One situation where whole-food omega-6 could potentially become an issue is in people with low intake of omega-3 fatty acids, Kresser goes on to caution. “Short-chain omega-6 and omega-3 PUFAs directly compete for the desaturase and elongase enzymes that convert them to their long-chain derivatives. This means that excess omega-6 in the form of linoleic acid may inhibit the conversion of omega-3 alpha-linoleic acid into its long-chain derivatives, EPA and DHA. EPA and DHA are components of healthy cell membranes and are particularly important for cardiovascular and neurological health. Luckily, as long as we eat adequate pre-formed EPA and DHA in the form of fatty fish, we effectively bypass this issue and can eat whole-food omega-6 without much tribulation.”
In this recipe, egg yolks can supply omega-3 fats (provided you are using pasture-fed or omega-3-enriched eggs). Adding a slice of salmon, as I did here, could further right the omega-3-to-6 balance.

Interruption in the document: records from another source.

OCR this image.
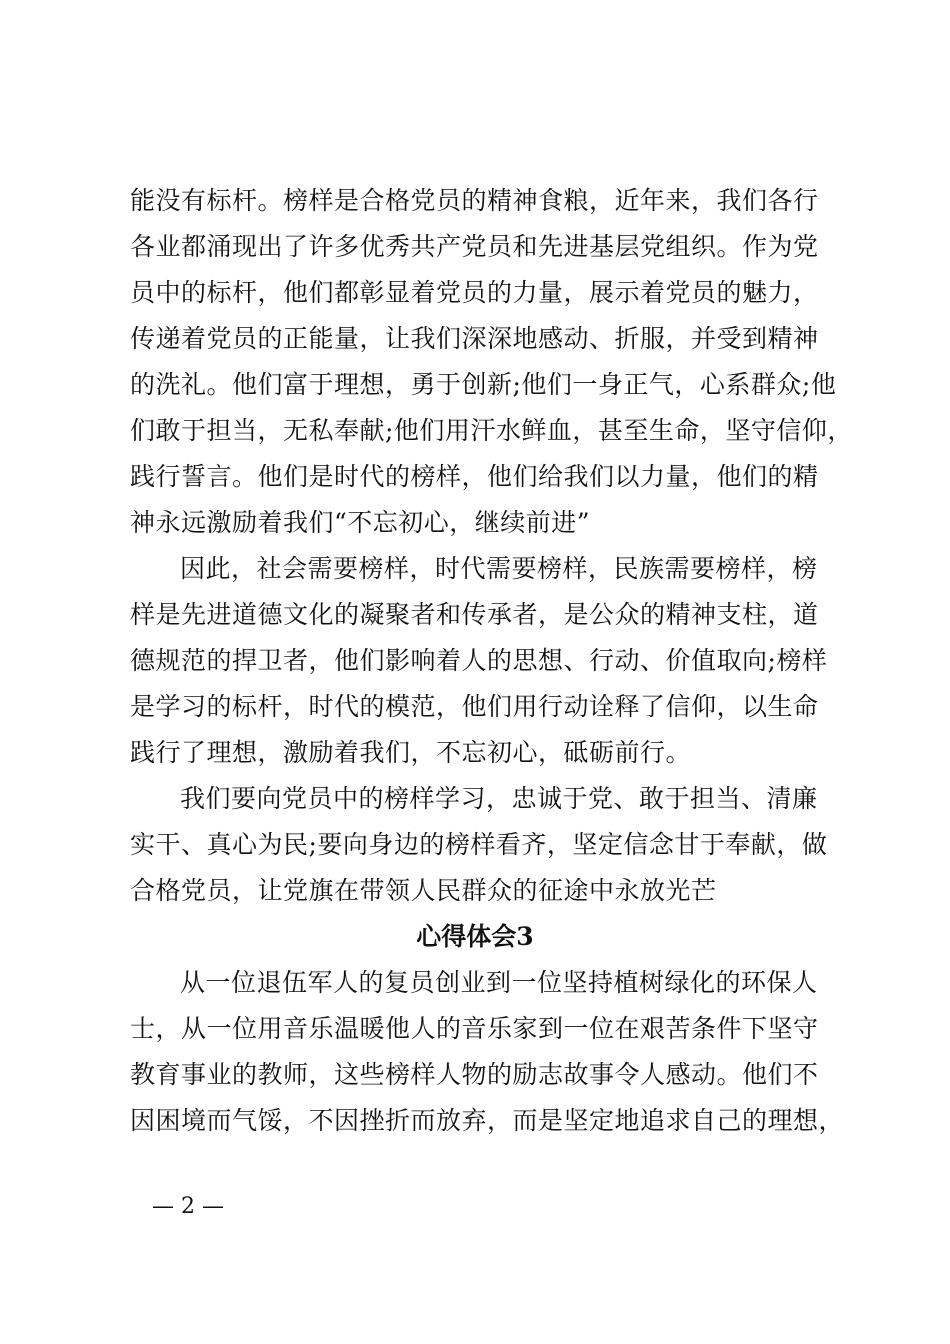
能没有标杆。榜样是合格党员的精神食粮，近年来，我们各行
各业都涌现出了许多优秀共产党员和先进基层党组织。作为党
员中的标杆，他们都彰显着党员的力量，展示着党员的魅力，
传递着党员的正能量，让我们深深地感动、折服，并受到精神
的洗礼。他们富于理想，勇于创新;他们一身正气，心系群众;他
们敢于担当，无私奉献;他们用汗水鲜血，甚至生命，坚守信仰，
践行誓言。他们是时代的榜样，他们给我们以力量，他们的精
神永远激励着我们“不忘初心，继续前进”
因此，社会需要榜样，时代需要榜样，民族需要榜样，榜
样是先进道德文化的凝聚者和传承者，是公众的精神支柱，道
德规范的捍卫者，他们影响着人的思想、行动、价值取向;榜样
是学习的标杆，时代的模范，他们用行动诠释了信仰，以生命
践行了理想，激励着我们，不忘初心，砥砺前行。
我们要向党员中的榜样学习，忠诚于党、敢于担当、清廉
实干、真心为民;要向身边的榜样看齐，坚定信念甘于奉献，做
合格党员，让党旗在带领人民群众的征途中永放光芒
心得体会3
从一位退伍军人的复员创业到一位坚持植树绿化的环保人
士，从一位用音乐温暖他人的音乐家到一位在艰苦条件下坚守
教育事业的教师，这些榜样人物的励志故事令人感动。他们不
因困境而气馁，不因挫折而放弃，而是坚定地追求自己的理想，
— 2 —
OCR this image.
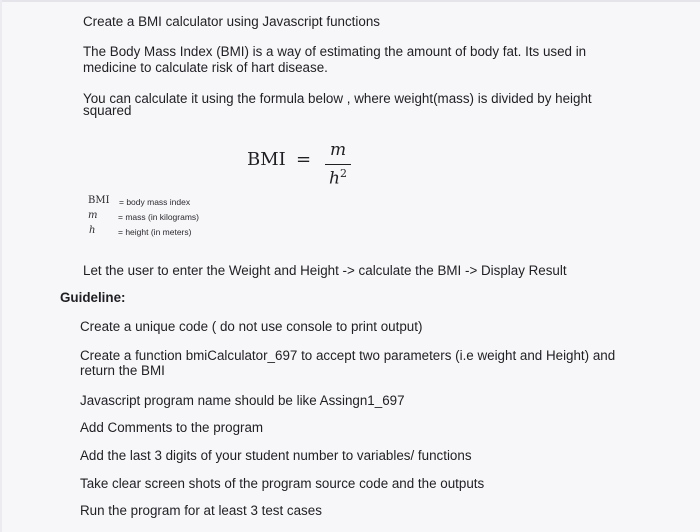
Create a BMI calculator using Javascript functions
The Body Mass Index (BMI) is a way of estimating the amount of body fat. Its used in
medicine to calculate risk of hart disease.
You can calculate it using the formula below , where weight(mass) is divided by height
squared
BMI = m
$h^2$
BMI = body mass index
m = mass (in kilograms)
h	= height (in meters)
Let the user to enter the Weight and Height -> calculate the BMI -> Display Result
Guideline:
Create a unique code ( do not use console to print output)
Create a function bmiCalculator_697 to accept two parameters (i.e weight and Height) and
return the BMI
Javascript program name should be like Assingn1_697
Add Comments to the program
Add the last 3 digits of your student number to variables/ functions
Take clear screen shots of the program source code and the outputs
Run the program for at least 3 test cases
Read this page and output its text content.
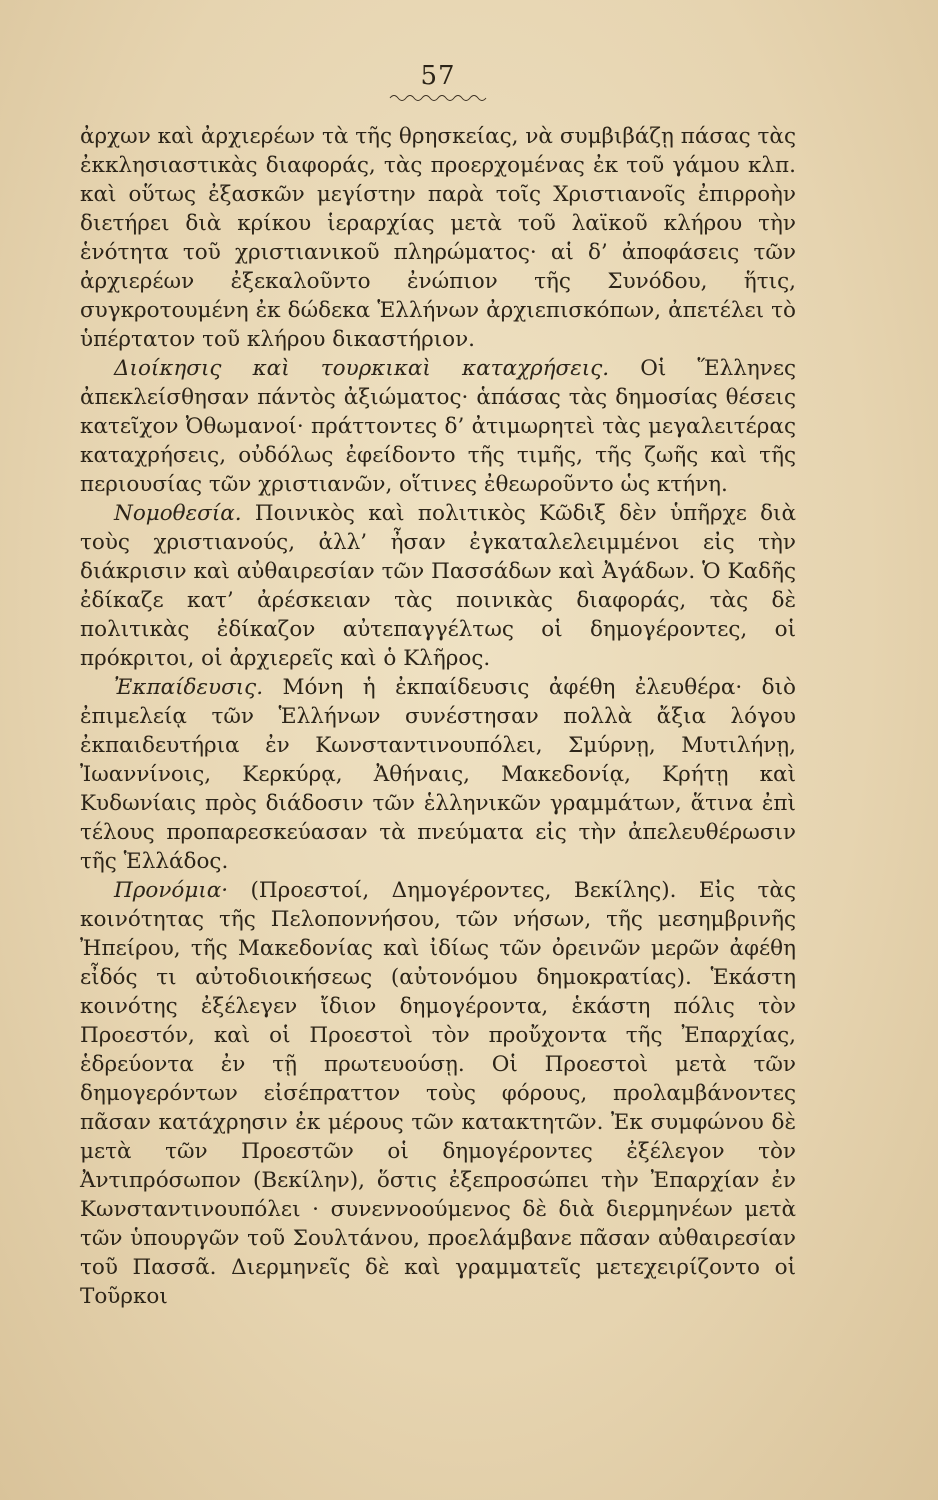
57

ἀρχων καὶ ἀρχιερέων τὰ τῆς θρησκείας, νὰ συμβιβάζῃ πάσας τὰς ἐκκλησιαστικὰς διαφοράς, τὰς προερχομένας ἐκ τοῦ γάμου κλπ. καὶ οὕτως ἐξασκῶν μεγίστην παρὰ τοῖς Χριστιανοῖς ἐπιρροὴν διετήρει διὰ κρίκου ἱεραρχίας μετὰ τοῦ λαϊκοῦ κλήρου τὴν ἑνότητα τοῦ χριστιανικοῦ πληρώματος· αἱ δ’ ἀποφάσεις τῶν ἀρχιερέων ἐξεκαλοῦντο ἐνώπιον τῆς Συνόδου, ἥτις, συγκροτουμένη ἐκ δώδεκα Ἑλλήνων ἀρχιεπισκόπων, ἀπετέλει τὸ ὑπέρτατον τοῦ κλήρου δικαστήριον.

Διοίκησις καὶ τουρκικαὶ καταχρήσεις. Οἱ Ἕλληνες ἀπεκλείσθησαν πάντὸς ἀξιώματος· ἁπάσας τὰς δημοσίας θέσεις κατεῖχον Ὀθωμανοί· πράττοντες δ’ ἀτιμωρητεὶ τὰς μεγαλειτέρας καταχρήσεις, οὐδόλως ἐφείδοντο τῆς τιμῆς, τῆς ζωῆς καὶ τῆς περιουσίας τῶν χριστιανῶν, οἵτινες ἐθεωροῦντο ὡς κτήνη.

Νομοθεσία. Ποινικὸς καὶ πολιτικὸς Κῶδιξ δὲν ὑπῆρχε διὰ τοὺς χριστιανούς, ἀλλ’ ἦσαν ἐγκαταλελειμμένοι εἰς τὴν διάκρισιν καὶ αὐθαιρεσίαν τῶν Πασσάδων καὶ Ἀγάδων. Ὁ Καδῆς ἐδίκαζε κατ’ ἀρέσκειαν τὰς ποινικὰς διαφοράς, τὰς δὲ πολιτικὰς ἐδίκαζον αὐτεπαγγέλτως οἱ δημογέροντες, οἱ πρόκριτοι, οἱ ἀρχιερεῖς καὶ ὁ Κλῆρος.

Ἐκπαίδευσις. Μόνη ἡ ἐκπαίδευσις ἀφέθη ἐλευθέρα· διὸ ἐπιμελείᾳ τῶν Ἑλλήνων συνέστησαν πολλὰ ἄξια λόγου ἐκπαιδευτήρια ἐν Κωνσταντινουπόλει, Σμύρνῃ, Μυτιλήνῃ, Ἰωαννίνοις, Κερκύρᾳ, Ἀθήναις, Μακεδονίᾳ, Κρήτῃ καὶ Κυδωνίαις πρὸς διάδοσιν τῶν ἑλληνικῶν γραμμάτων, ἅτινα ἐπὶ τέλους προπαρεσκεύασαν τὰ πνεύματα εἰς τὴν ἀπελευθέρωσιν τῆς Ἑλλάδος.

Προνόμια· (Προεστοί, Δημογέροντες, Βεκίλης). Εἰς τὰς κοινότητας τῆς Πελοποννήσου, τῶν νήσων, τῆς μεσημβρινῆς Ἠπείρου, τῆς Μακεδονίας καὶ ἰδίως τῶν ὀρεινῶν μερῶν ἀφέθη εἶδός τι αὐτοδιοικήσεως (αὐτονόμου δημοκρατίας). Ἑκάστη κοινότης ἐξέλεγεν ἴδιον δημογέροντα, ἑκάστη πόλις τὸν Προεστόν, καὶ οἱ Προεστοὶ τὸν προὔχοντα τῆς Ἐπαρχίας, ἑδρεύοντα ἐν τῇ πρωτευούσῃ. Οἱ Προεστοὶ μετὰ τῶν δημογερόντων εἰσέπραττον τοὺς φόρους, προλαμβάνοντες πᾶσαν κατάχρησιν ἐκ μέρους τῶν κατακτητῶν. Ἐκ συμφώνου δὲ μετὰ τῶν Προεστῶν οἱ δημογέροντες ἐξέλεγον τὸν Ἀντιπρόσωπον (Βεκίλην), ὅστις ἐξεπροσώπει τὴν Ἐπαρχίαν ἐν Κωνσταντινουπόλει · συνεννοούμενος δὲ διὰ διερμηνέων μετὰ τῶν ὑπουργῶν τοῦ Σουλτάνου, προελάμβανε πᾶσαν αὐθαιρεσίαν τοῦ Πασσᾶ. Διερμηνεῖς δὲ καὶ γραμματεῖς μετεχειρίζοντο οἱ Τοῦρκοι
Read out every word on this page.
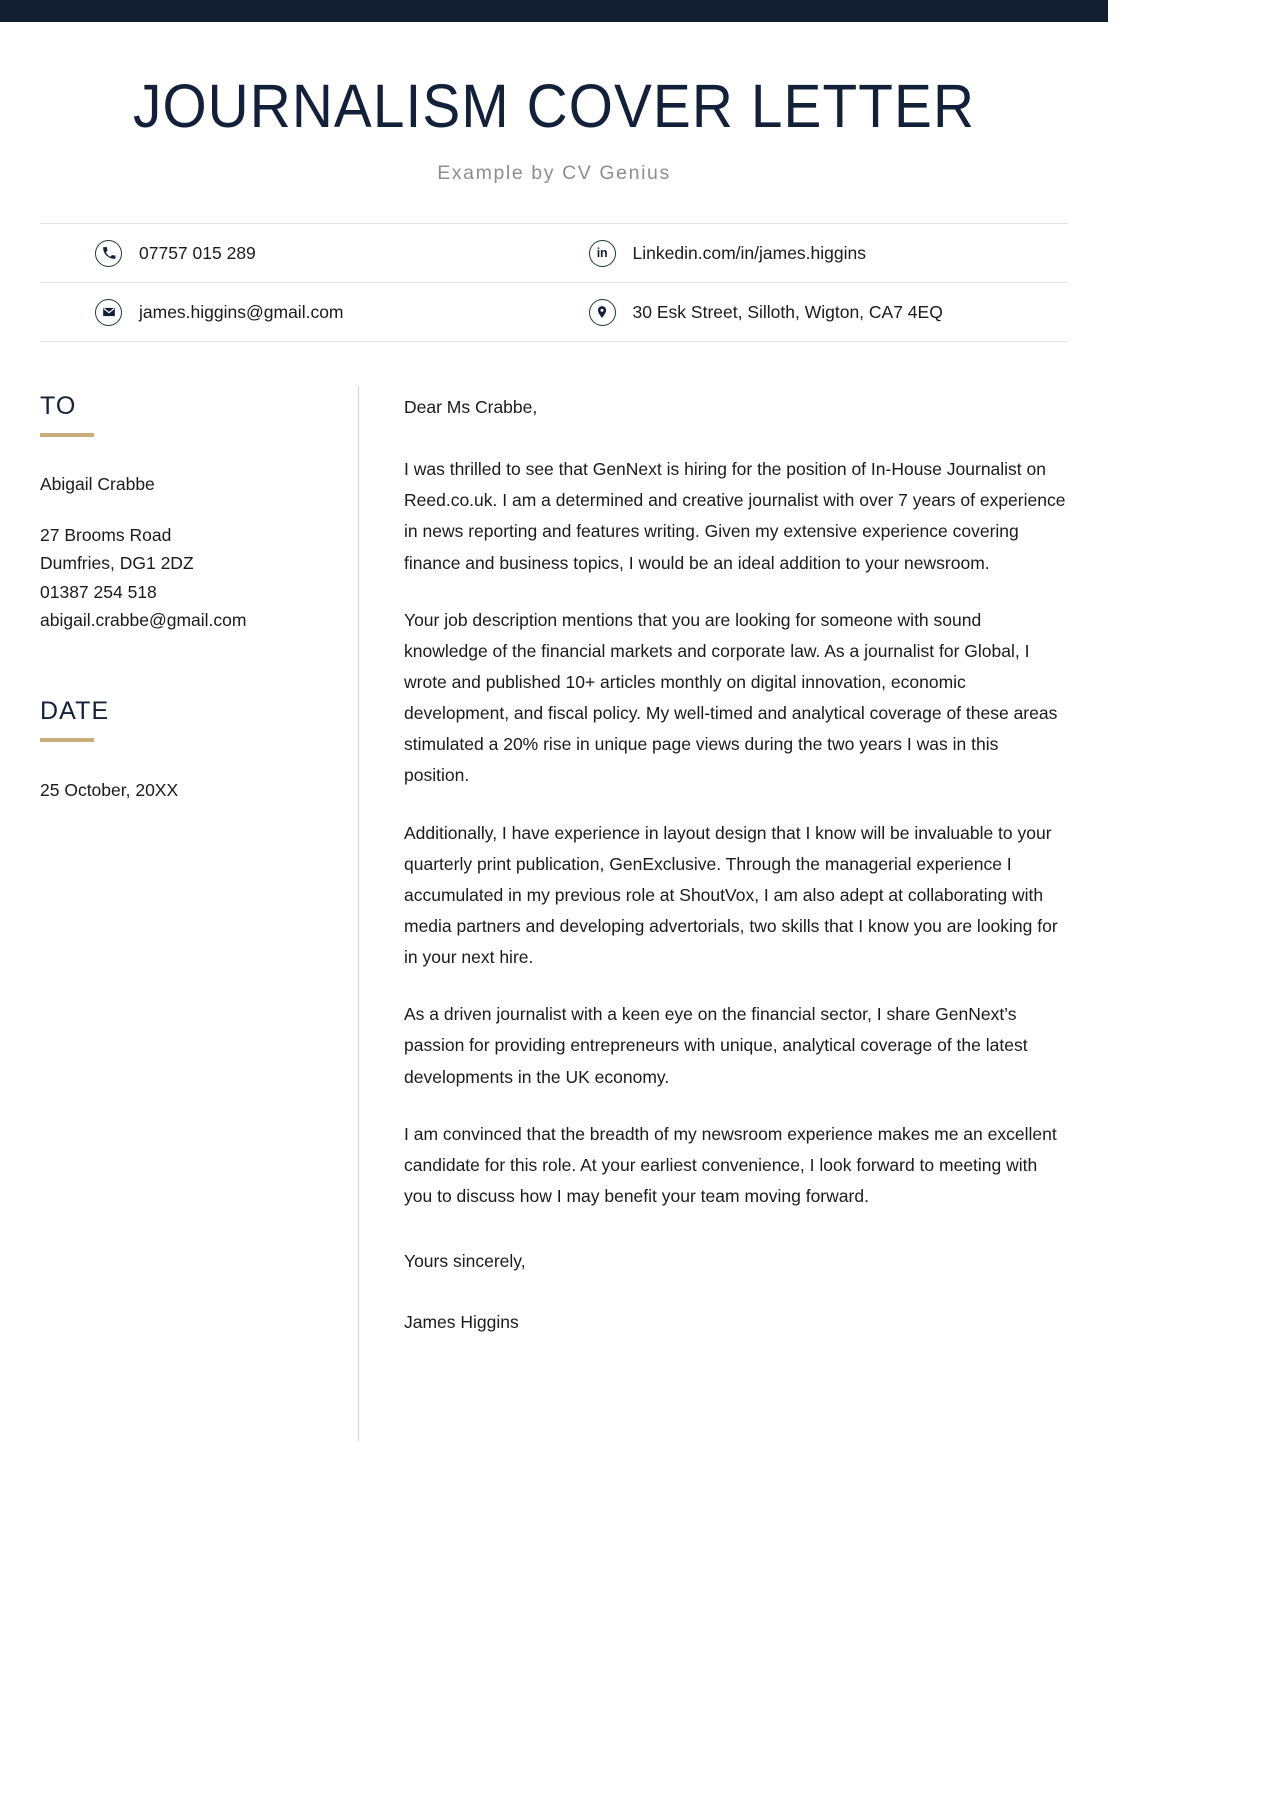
JOURNALISM COVER LETTER
Example by CV Genius
07757 015 289	in Linkedin.com/in/james.higgins
james.higgins@gmail.com	30 Esk Street, Silloth, Wigton, CA7 4EQ
TO
Abigail Crabbe
27 Brooms Road
Dumfries, DG1 2DZ
01387 254 518
abigail.crabbe@gmail.com
DATE
25 October, 20XX
Dear Ms Crabbe,

I was thrilled to see that GenNext is hiring for the position of In-House Journalist on Reed.co.uk. I am a determined and creative journalist with over 7 years of experience in news reporting and features writing. Given my extensive experience covering finance and business topics, I would be an ideal addition to your newsroom.

Your job description mentions that you are looking for someone with sound knowledge of the financial markets and corporate law. As a journalist for Global, I wrote and published 10+ articles monthly on digital innovation, economic development, and fiscal policy. My well-timed and analytical coverage of these areas stimulated a 20% rise in unique page views during the two years I was in this position.

Additionally, I have experience in layout design that I know will be invaluable to your quarterly print publication, GenExclusive. Through the managerial experience I accumulated in my previous role at ShoutVox, I am also adept at collaborating with media partners and developing advertorials, two skills that I know you are looking for in your next hire.

As a driven journalist with a keen eye on the financial sector, I share GenNext’s passion for providing entrepreneurs with unique, analytical coverage of the latest developments in the UK economy.

I am convinced that the breadth of my newsroom experience makes me an excellent candidate for this role. At your earliest convenience, I look forward to meeting with you to discuss how I may benefit your team moving forward.

Yours sincerely,
James Higgins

But enough already with the nutrition geekery! Let’s get a batch of tahini egg salad going!
Oh, one more thing: Everyone has their own favorite way of hard-cooking eggs. I struggled for years (especially when I moved to high-altitude Boulder, Colorado); either I overcooked them (resulting in an ugly, grey-green ring around the yolks) and/or they were impossible to peel. Eventually I read about how cooking them in the Instant Pot solves all these problems, and I haven’t looked back! Give it a try, if you have a pressure cooker (doesn’t have to be an Instant Pot); or stick with your habitual method — whatever works.
Tahini Egg Salad
- ¼ cup tahini the mildest, smoothest tahini I know is made by Soom Foods (not a sponsor); check out their gorgeous recipes, too
- ¼ cup lemon juice freshly pressed
- 2 tbsp cold water
- 2 cloves garlic minely minced
- ¼ cup parsley or cilantro chopped
- ½ tsp salt ½
- ½ tsp black pepper freshly ground
- 6 large eggs hard-boiled, cooled, peeled & coarsely mashed with an egg slicer or a fork
- ½ tsp smoked paprika powder garnish
- Place tahini, lemon juice, water and garlic in a medium mixing bowl and combine into a smooth paste with a wire whisk. (You can use a small blender to do this, but then you'd have one more thing to wash up.)
- Add chopped parsley or cilantro (whichever using), salt, pepper and mashed eggs and stir gently to combine. Season to taste with salt, pepper and lemon juice.
- Transfer to a bowl, sprinkle with paprika and serve.
- Tastes delicious as a dip with crackers, or served on toast or in a wrap with 1-2 ounces smoked salmon and a salad on the side.